Dans un cas je pense que c'est un peu du foutage de gueule, et dans l'autre je penche clairement vers le foutage de gueule. Surtout que des plans de cet acabit voués à interprétation, il n'y en a pas qu'un. Je pense notamment à un plan fixe sur un balcon où un personnage marche, regarde au loin, disparaît à l'angle, revient, regarde à nouveau au loin, et le tout pendant presque trois minutes. Dans la scène suivante on apprend que l'Assassin s'est infiltrée dans les lieux et cela indiquerait donc que la précédente scène servait à mettre en évidence le fait qu'elle se déplace discrètement comme une ombre et que de facto on ne la voit pas...Ca tombe bien puisque précédemment il n'y a rien à voir pendant trois minutes si ce n'est une jolie photographie – une constante dans le film – et un toit en tuiles.
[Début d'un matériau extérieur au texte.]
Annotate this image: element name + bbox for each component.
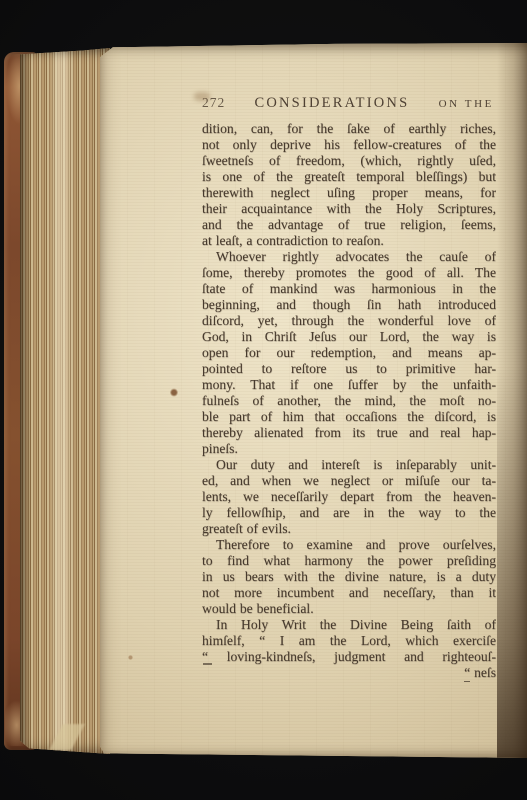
foxing-spot	[170, 388, 178, 397]
text-line: himſelf, “ I am the Lord, which exerciſe	[202, 633, 496, 649]
page-number: 272	[202, 95, 225, 111]
text-line: ed, and when we neglect or miſuſe our ta…	[202, 473, 496, 489]
text-line: and the advantage of true religion, ſeem…	[202, 217, 496, 233]
photo-backdrop: 272 CONSIDERATIONS ON THE dition, can, f…	[0, 0, 527, 800]
text-line: open for our redemption, and means ap-	[202, 345, 496, 361]
text-line: mony. That if one ſuffer by the unfaith-	[202, 377, 496, 393]
catchword-quote: “	[464, 665, 470, 682]
text-line: ſome, thereby promotes the good of all. …	[202, 265, 496, 281]
running-title: CONSIDERATIONS	[254, 95, 409, 112]
page-edges-stack	[20, 48, 110, 754]
open-page: 272 CONSIDERATIONS ON THE dition, can, f…	[100, 43, 527, 758]
text-line: ly fellowſhip, and are in the way to the	[202, 505, 496, 521]
text-line: greateſt of evils.	[202, 521, 496, 537]
text-line: Whoever rightly advocates the cauſe of	[202, 249, 496, 265]
body-text: dition, can, for the ſake of earthly ric…	[202, 121, 496, 681]
text-line: “ loving-kindneſs, judgment and righteou…	[202, 649, 496, 665]
page-header: 272 CONSIDERATIONS ON THE	[202, 95, 494, 112]
text-line: to find what harmony the power preſiding	[202, 553, 496, 569]
text-line: Therefore to examine and prove ourſelves…	[202, 537, 496, 553]
foxing-spot	[128, 655, 133, 660]
text-line: pineſs.	[202, 441, 496, 457]
text-line: beginning, and though ſin hath introduce…	[202, 297, 496, 313]
catchword-word: neſs	[474, 665, 496, 680]
text-line: not only deprive his fellow-creatures of…	[202, 137, 496, 153]
text-line: thereby alienated from its true and real…	[202, 425, 496, 441]
text-line: in us bears with the divine nature, is a…	[202, 569, 496, 585]
gutter-shadow	[497, 43, 527, 758]
text-line: their acquaintance with the Holy Scriptu…	[202, 201, 496, 217]
text-line: pointed to reſtore us to primitive har-	[202, 361, 496, 377]
text-line: Our duty and intereſt is inſeparably uni…	[202, 457, 496, 473]
running-title-tail: ON THE	[439, 98, 494, 110]
text-line: ble part of him that occaſions the diſco…	[202, 409, 496, 425]
text-line: In Holy Writ the Divine Being ſaith of	[202, 617, 496, 633]
text-line: diſcord, yet, through the wonderful love…	[202, 313, 496, 329]
text-line: would be beneficial.	[202, 601, 496, 617]
quote-continuation-dash	[203, 663, 212, 665]
text-line: fulneſs of another, the mind, the moſt n…	[202, 393, 496, 409]
text-line: lents, we neceſſarily depart from the he…	[202, 489, 496, 505]
text-line: ſtate of mankind was harmonious in the	[202, 281, 496, 297]
text-line: not more incumbent and neceſſary, than i…	[202, 585, 496, 601]
text-line: is one of the greateſt temporal bleſſing…	[202, 169, 496, 185]
text-line: dition, can, for the ſake of earthly ric…	[202, 121, 496, 137]
text-line: therewith neglect uſing proper means, fo…	[202, 185, 496, 201]
text-line: ſweetneſs of freedom, (which, rightly uſ…	[202, 153, 496, 169]
text-line: God, in Chriſt Jeſus our Lord, the way i…	[202, 329, 496, 345]
catchword: “ neſs	[202, 665, 496, 681]
text-line: at leaſt, a contradiction to reaſon.	[202, 233, 496, 249]
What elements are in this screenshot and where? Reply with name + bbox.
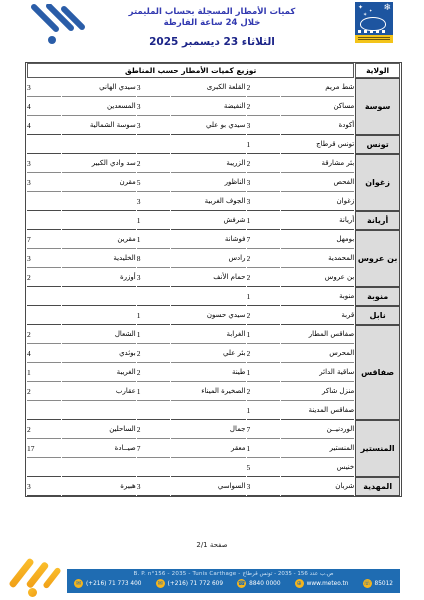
rainfall-value-cell xyxy=(137,401,171,420)
locality-cell: الجوف الغربية xyxy=(171,192,245,211)
mail-icon: ✉ xyxy=(74,579,83,588)
rainfall-value-cell: 3 xyxy=(137,192,171,211)
table-row: 7مقرين1فوشانة7بومهلبن عروس xyxy=(27,230,400,249)
page-number: صفحة 2/1 xyxy=(0,541,424,549)
rainfall-value-cell: 1 xyxy=(247,211,281,230)
locality-cell xyxy=(171,287,245,306)
wilaya-cell: سوسة xyxy=(355,78,400,135)
rainfall-value-cell xyxy=(27,306,61,325)
locality-cell xyxy=(62,287,136,306)
locality-cell xyxy=(62,135,136,154)
locality-cell: جمال xyxy=(171,420,245,439)
footer-bar: B. P. n°156 - 2035 - Tunis Carthage - ص.… xyxy=(67,569,400,593)
contact-item: ☏85012 xyxy=(363,579,393,588)
table-row: 4بوثدي2بئر علي2المحرس xyxy=(27,344,400,363)
table-row: 2أوزرة3حمام الأنف2بن عروس xyxy=(27,268,400,287)
locality-cell: الساحلين xyxy=(62,420,136,439)
rainfall-value-cell: 1 xyxy=(137,211,171,230)
rainfall-value-cell: 5 xyxy=(137,173,171,192)
rainfall-value-cell: 1 xyxy=(247,401,281,420)
locality-cell: المحمدية xyxy=(281,249,354,268)
locality-cell: تونس قرطاج xyxy=(281,135,354,154)
locality-cell: السواسي xyxy=(171,477,245,496)
locality-cell: هبيرة xyxy=(62,477,136,496)
locality-cell: صيــادة xyxy=(62,439,136,458)
locality-cell: الصخيرة الميناء xyxy=(171,382,245,401)
rainfall-value-cell: 2 xyxy=(137,344,171,363)
contact-label: www.meteo.tn xyxy=(307,581,349,587)
rainfall-value-cell: 2 xyxy=(247,306,281,325)
locality-cell: مقرين xyxy=(62,230,136,249)
rainfall-value-cell: 1 xyxy=(137,306,171,325)
rainfall-value-cell: 4 xyxy=(27,97,61,116)
rainfall-value-cell: 2 xyxy=(27,325,61,344)
locality-cell: سيدي الهاني xyxy=(62,78,136,97)
locality-cell: أريانة xyxy=(281,211,354,230)
contact-label: 85012 xyxy=(375,581,393,587)
rainfall-value-cell: 2 xyxy=(27,420,61,439)
locality-cell xyxy=(171,458,245,477)
locality-cell: المسعدين xyxy=(62,97,136,116)
rainfall-value-cell: 2 xyxy=(247,154,281,173)
locality-cell: بئر علي xyxy=(171,344,245,363)
snowflake-icon: ❄ xyxy=(383,3,391,13)
sms-icon: ☏ xyxy=(363,579,372,588)
locality-cell: الشعال xyxy=(62,325,136,344)
locality-cell: صفاقس المدينة xyxy=(281,401,354,420)
rainfall-value-cell: 4 xyxy=(27,344,61,363)
locality-cell: معقر xyxy=(171,439,245,458)
rainfall-value-cell: 1 xyxy=(137,382,171,401)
Il se dégage du film un profond sentiment d'austérité que le format 4:3 ne fait que renforcer, en plus d'entacher, selon moi, la qualité graphique de l'ensemble. Car oui, du point de vue graphique et esthétique, le film regorge de qualité. Mais lâché par le scénario, (me sentant) bafoué par la réalisation singulière de Hou Hsiao-Hsien, j'ai fini par plonger totalement dans une léthargie cotonneuse en me laissant porter par les images, sans chercher à les comprendre. J'ai voyagé intérieurement en étant bercé par de splendides paysages, décors et costumes aux couleurs chatoyantes.
Mais ça ne m'a pas empêché de terminer ma salle sur un amer sentiment de vacuité.
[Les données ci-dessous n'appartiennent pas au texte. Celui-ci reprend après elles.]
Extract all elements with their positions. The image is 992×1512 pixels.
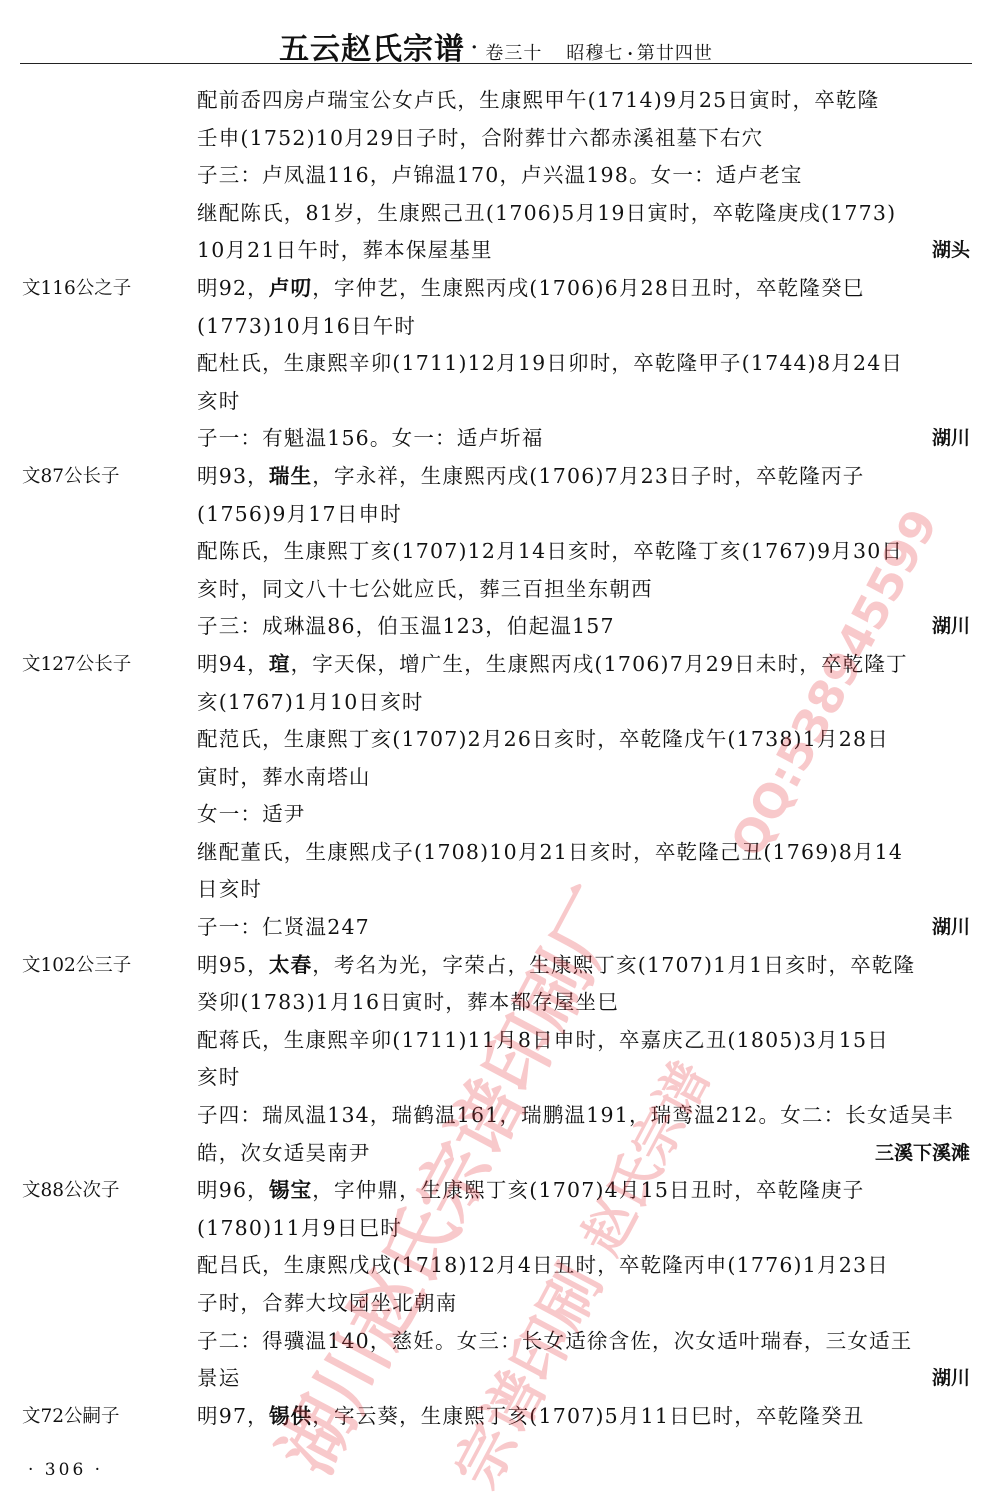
entry-text: 壬申(1752)10月29日子时，合附葬廿六都赤溪祖墓下右穴 [197,120,970,158]
entry-details: 子二：得骥温140，慈妊。女三：长女适徐含佐，次女适叶瑞春，三女适王 [197,1329,912,1353]
entry-details: 配前岙四房卢瑞宝公女卢氏，生康熙甲午(1714)9月25日寅时，卒乾隆 [197,88,879,112]
entry-number: 明96， [197,1178,269,1202]
entry-line: 配陈氏，生康熙丁亥(1707)12月14日亥时，卒乾隆丁亥(1767)9月30日 [0,533,992,571]
entry-text: 亥时 [197,1059,970,1097]
entry-details: 亥时，同文八十七公妣应氏，葬三百担坐东朝西 [197,577,653,601]
entry-text: 亥(1767)1月10日亥时 [197,684,970,722]
entry-first-line: 文72公嗣子明97，锡供，字云葵，生康熙丁亥(1707)5月11日巳时，卒乾隆癸… [0,1398,992,1436]
entry-details: 配杜氏，生康熙辛卯(1711)12月19日卯时，卒乾隆甲子(1744)8月24日 [197,351,903,375]
entry-line: (1773)10月16日午时 [0,308,992,346]
entry-first-line: 文87公长子明93，瑞生，字永祥，生康熙丙戌(1706)7月23日子时，卒乾隆丙… [0,458,992,496]
parent-label: 文116公之子 [22,270,131,308]
entry-text: 癸卯(1783)1月16日寅时，葬本都存屋坐巳 [197,984,970,1022]
entry-details: ，字永祥，生康熙丙戌(1706)7月23日子时，卒乾隆丙子 [312,464,864,488]
entry-details: 壬申(1752)10月29日子时，合附葬廿六都赤溪祖墓下右穴 [197,126,763,150]
entry-text: 明96，锡宝，字仲鼎，生康熙丁亥(1707)4月15日丑时，卒乾隆庚子 [197,1172,970,1210]
entry-details: (1780)11月9日巳时 [197,1216,402,1240]
entry-first-line: 文127公长子明94，瑄，字天保，增广生，生康熙丙戌(1706)7月29日未时，… [0,646,992,684]
entry-line: 配杜氏，生康熙辛卯(1711)12月19日卯时，卒乾隆甲子(1744)8月24日 [0,345,992,383]
entry-details: 子三：成琳温86，伯玉温123，伯起温157 [197,614,615,638]
person-name: 瑄 [269,652,291,676]
entry-details: 配蒋氏，生康熙辛卯(1711)11月8日申时，卒嘉庆乙丑(1805)3月15日 [197,1028,889,1052]
entry-text: 景运 [197,1360,970,1398]
parent-label: 文102公三子 [22,947,131,985]
entry-line: 继配陈氏，81岁，生康熙己丑(1706)5月19日寅时，卒乾隆庚戌(1773) [0,195,992,233]
person-name: 锡宝 [269,1178,312,1202]
entry-details: 亥时 [197,389,240,413]
entry-line: 寅时，葬水南塔山 [0,759,992,797]
title-separator: · [471,37,477,58]
entry-details: 10月21日午时，葬本保屋基里 [197,238,493,262]
entry-details: 子一：有魁温156。女一：适卢圻福 [197,426,544,450]
entry-details: 癸卯(1783)1月16日寅时，葬本都存屋坐巳 [197,990,619,1014]
entry-first-line: 文116公之子明92，卢叨，字仲艺，生康熙丙戌(1706)6月28日丑时，卒乾隆… [0,270,992,308]
entry-number: 明94， [197,652,269,676]
entry-text: 子时，合葬大坟园坐北朝南 [197,1285,970,1323]
entry-line: 继配董氏，生康熙戊子(1708)10月21日亥时，卒乾隆己丑(1769)8月14 [0,834,992,872]
entry-line: 子三：成琳温86，伯玉温123，伯起温157湖川 [0,608,992,646]
entry-line: 子三：卢凤温116，卢锦温170，卢兴温198。女一：适卢老宝 [0,157,992,195]
genealogy-body: 配前岙四房卢瑞宝公女卢氏，生康熙甲午(1714)9月25日寅时，卒乾隆壬申(17… [0,82,992,1435]
entry-line: 配范氏，生康熙丁亥(1707)2月26日亥时，卒乾隆戊午(1738)1月28日 [0,721,992,759]
entry-details: 亥(1767)1月10日亥时 [197,690,424,714]
entry-line: 癸卯(1783)1月16日寅时，葬本都存屋坐巳 [0,984,992,1022]
entry-text: (1756)9月17日申时 [197,496,970,534]
entry-text: 日亥时 [197,871,970,909]
residence-place: 湖川 [932,909,970,947]
entry-text: 配杜氏，生康熙辛卯(1711)12月19日卯时，卒乾隆甲子(1744)8月24日 [197,345,970,383]
parent-label: 文72公嗣子 [22,1398,120,1436]
entry-text: 明94，瑄，字天保，增广生，生康熙丙戌(1706)7月29日未时，卒乾隆丁 [197,646,970,684]
residence-place: 湖川 [932,608,970,646]
parent-label: 文127公长子 [22,646,131,684]
entry-details: 子四：瑞凤温134，瑞鹤温161，瑞鹏温191，瑞鸾温212。女二：长女适吴丰 [197,1103,954,1127]
entry-details: ，字仲艺，生康熙丙戌(1706)6月28日丑时，卒乾隆癸巳 [312,276,864,300]
entry-line: 皓，次女适吴南尹三溪下溪滩 [0,1135,992,1173]
entry-text: 明95，太春，考名为光，字荣占，生康熙丁亥(1707)1月1日亥时，卒乾隆 [197,947,970,985]
entry-details: 女一：适尹 [197,802,306,826]
section-label-a: 昭穆七 [566,43,623,64]
section-label-b: 第廿四世 [637,43,713,64]
entry-text: 亥时，同文八十七公妣应氏，葬三百担坐东朝西 [197,571,970,609]
page-header: 五云赵氏宗谱·卷三十昭穆七·第廿四世 [0,24,992,60]
entry-details: 子时，合葬大坟园坐北朝南 [197,1291,457,1315]
entry-text: 子三：卢凤温116，卢锦温170，卢兴温198。女一：适卢老宝 [197,157,970,195]
entry-text: 亥时 [197,383,970,421]
entry-line: 配蒋氏，生康熙辛卯(1711)11月8日申时，卒嘉庆乙丑(1805)3月15日 [0,1022,992,1060]
entry-text: 女一：适尹 [197,796,970,834]
entry-line: 女一：适尹 [0,796,992,834]
entry-line: 10月21日午时，葬本保屋基里湖头 [0,232,992,270]
entry-details: (1773)10月16日午时 [197,314,416,338]
entry-text: 明97，锡供，字云葵，生康熙丁亥(1707)5月11日巳时，卒乾隆癸丑 [197,1398,970,1436]
entry-first-line: 文88公次子明96，锡宝，字仲鼎，生康熙丁亥(1707)4月15日丑时，卒乾隆庚… [0,1172,992,1210]
page-number: · 306 · [28,1460,103,1480]
entry-details: 配陈氏，生康熙丁亥(1707)12月14日亥时，卒乾隆丁亥(1767)9月30日 [197,539,903,563]
entry-line: 亥时 [0,383,992,421]
entry-line: (1756)9月17日申时 [0,496,992,534]
entry-line: 景运湖川 [0,1360,992,1398]
entry-line: (1780)11月9日巳时 [0,1210,992,1248]
entry-text: 10月21日午时，葬本保屋基里 [197,232,970,270]
entry-details: 继配陈氏，81岁，生康熙己丑(1706)5月19日寅时，卒乾隆庚戌(1773) [197,201,896,225]
entry-line: 子时，合葬大坟园坐北朝南 [0,1285,992,1323]
entry-line: 壬申(1752)10月29日子时，合附葬廿六都赤溪祖墓下右穴 [0,120,992,158]
entry-details: 亥时 [197,1065,240,1089]
entry-text: 子三：成琳温86，伯玉温123，伯起温157 [197,608,970,646]
section-separator: · [627,44,633,63]
entry-details: (1756)9月17日申时 [197,502,402,526]
entry-line: 子一：仁贤温247湖川 [0,909,992,947]
entry-details: 寅时，葬水南塔山 [197,765,371,789]
parent-label: 文88公次子 [22,1172,120,1210]
entry-text: (1773)10月16日午时 [197,308,970,346]
parent-label: 文87公长子 [22,458,120,496]
person-name: 锡供 [269,1404,312,1428]
entry-text: 子一：有魁温156。女一：适卢圻福 [197,420,970,458]
book-title: 五云赵氏宗谱 [279,32,465,67]
entry-line: 配吕氏，生康熙戊戌(1718)12月4日丑时，卒乾隆丙申(1776)1月23日 [0,1247,992,1285]
entry-text: 继配陈氏，81岁，生康熙己丑(1706)5月19日寅时，卒乾隆庚戌(1773) [197,195,970,233]
entry-line: 亥时，同文八十七公妣应氏，葬三百担坐东朝西 [0,571,992,609]
entry-number: 明95， [197,953,269,977]
entry-text: 明93，瑞生，字永祥，生康熙丙戌(1706)7月23日子时，卒乾隆丙子 [197,458,970,496]
entry-text: 配陈氏，生康熙丁亥(1707)12月14日亥时，卒乾隆丁亥(1767)9月30日 [197,533,970,571]
entry-number: 明97， [197,1404,269,1428]
entry-line: 子四：瑞凤温134，瑞鹤温161，瑞鹏温191，瑞鸾温212。女二：长女适吴丰 [0,1097,992,1135]
entry-text: 配蒋氏，生康熙辛卯(1711)11月8日申时，卒嘉庆乙丑(1805)3月15日 [197,1022,970,1060]
header-rule [20,63,972,64]
entry-text: (1780)11月9日巳时 [197,1210,970,1248]
person-name: 卢叨 [269,276,312,300]
entry-number: 明93， [197,464,269,488]
volume-label: 卷三十 [485,43,542,64]
entry-text: 子二：得骥温140，慈妊。女三：长女适徐含佐，次女适叶瑞春，三女适王 [197,1323,970,1361]
entry-details: 配吕氏，生康熙戊戌(1718)12月4日丑时，卒乾隆丙申(1776)1月23日 [197,1253,889,1277]
entry-text: 子一：仁贤温247 [197,909,970,947]
entry-text: 继配董氏，生康熙戊子(1708)10月21日亥时，卒乾隆己丑(1769)8月14 [197,834,970,872]
entry-line: 子一：有魁温156。女一：适卢圻福湖川 [0,420,992,458]
entry-details: 景运 [197,1366,240,1390]
entry-details: 皓，次女适吴南尹 [197,1141,371,1165]
person-name: 瑞生 [269,464,312,488]
entry-text: 寅时，葬水南塔山 [197,759,970,797]
entry-line: 日亥时 [0,871,992,909]
entry-text: 配吕氏，生康熙戊戌(1718)12月4日丑时，卒乾隆丙申(1776)1月23日 [197,1247,970,1285]
entry-line: 配前岙四房卢瑞宝公女卢氏，生康熙甲午(1714)9月25日寅时，卒乾隆 [0,82,992,120]
entry-details: ，字云葵，生康熙丁亥(1707)5月11日巳时，卒乾隆癸丑 [312,1404,864,1428]
entry-details: 日亥时 [197,877,262,901]
entry-text: 配前岙四房卢瑞宝公女卢氏，生康熙甲午(1714)9月25日寅时，卒乾隆 [197,82,970,120]
entry-details: 子三：卢凤温116，卢锦温170，卢兴温198。女一：适卢老宝 [197,163,803,187]
entry-text: 子四：瑞凤温134，瑞鹤温161，瑞鹏温191，瑞鸾温212。女二：长女适吴丰 [197,1097,970,1135]
entry-details: 子一：仁贤温247 [197,915,370,939]
entry-line: 亥(1767)1月10日亥时 [0,684,992,722]
entry-details: ，字仲鼎，生康熙丁亥(1707)4月15日丑时，卒乾隆庚子 [312,1178,864,1202]
entry-line: 子二：得骥温140，慈妊。女三：长女适徐含佐，次女适叶瑞春，三女适王 [0,1323,992,1361]
entry-details: 继配董氏，生康熙戊子(1708)10月21日亥时，卒乾隆己丑(1769)8月14 [197,840,903,864]
entry-details: ，考名为光，字荣占，生康熙丁亥(1707)1月1日亥时，卒乾隆 [312,953,915,977]
person-name: 太春 [269,953,312,977]
entry-number: 明92， [197,276,269,300]
entry-text: 配范氏，生康熙丁亥(1707)2月26日亥时，卒乾隆戊午(1738)1月28日 [197,721,970,759]
entry-text: 皓，次女适吴南尹 [197,1135,970,1173]
entry-details: 配范氏，生康熙丁亥(1707)2月26日亥时，卒乾隆戊午(1738)1月28日 [197,727,889,751]
residence-place: 湖川 [932,1360,970,1398]
entry-text: 明92，卢叨，字仲艺，生康熙丙戌(1706)6月28日丑时，卒乾隆癸巳 [197,270,970,308]
residence-place: 湖头 [932,232,970,270]
residence-place: 湖川 [932,420,970,458]
entry-details: ，字天保，增广生，生康熙丙戌(1706)7月29日未时，卒乾隆丁 [291,652,908,676]
entry-first-line: 文102公三子明95，太春，考名为光，字荣占，生康熙丁亥(1707)1月1日亥时… [0,947,992,985]
entry-line: 亥时 [0,1059,992,1097]
residence-place: 三溪下溪滩 [875,1135,970,1173]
Après, il m'est toutefois difficile de totalement déconseiller ce film aux curieux tant j'ai conscience que mon aversion pour le cinéma chinois s'intensifie au fil des années. Je fais partie de cette catégorie de spectateurs insensible au cinéma de Wong Kar-Wai, qui n'accroche pas à Tigre et Dragon ou encore qui résume Héro à "C'est beau mais c'est chiant". D'ailleurs c'est un peu ce que je retiens de ce The Assassin : c'est beau mais c'est chiant. Mais à vous de voir si le voyage peut vous plaire.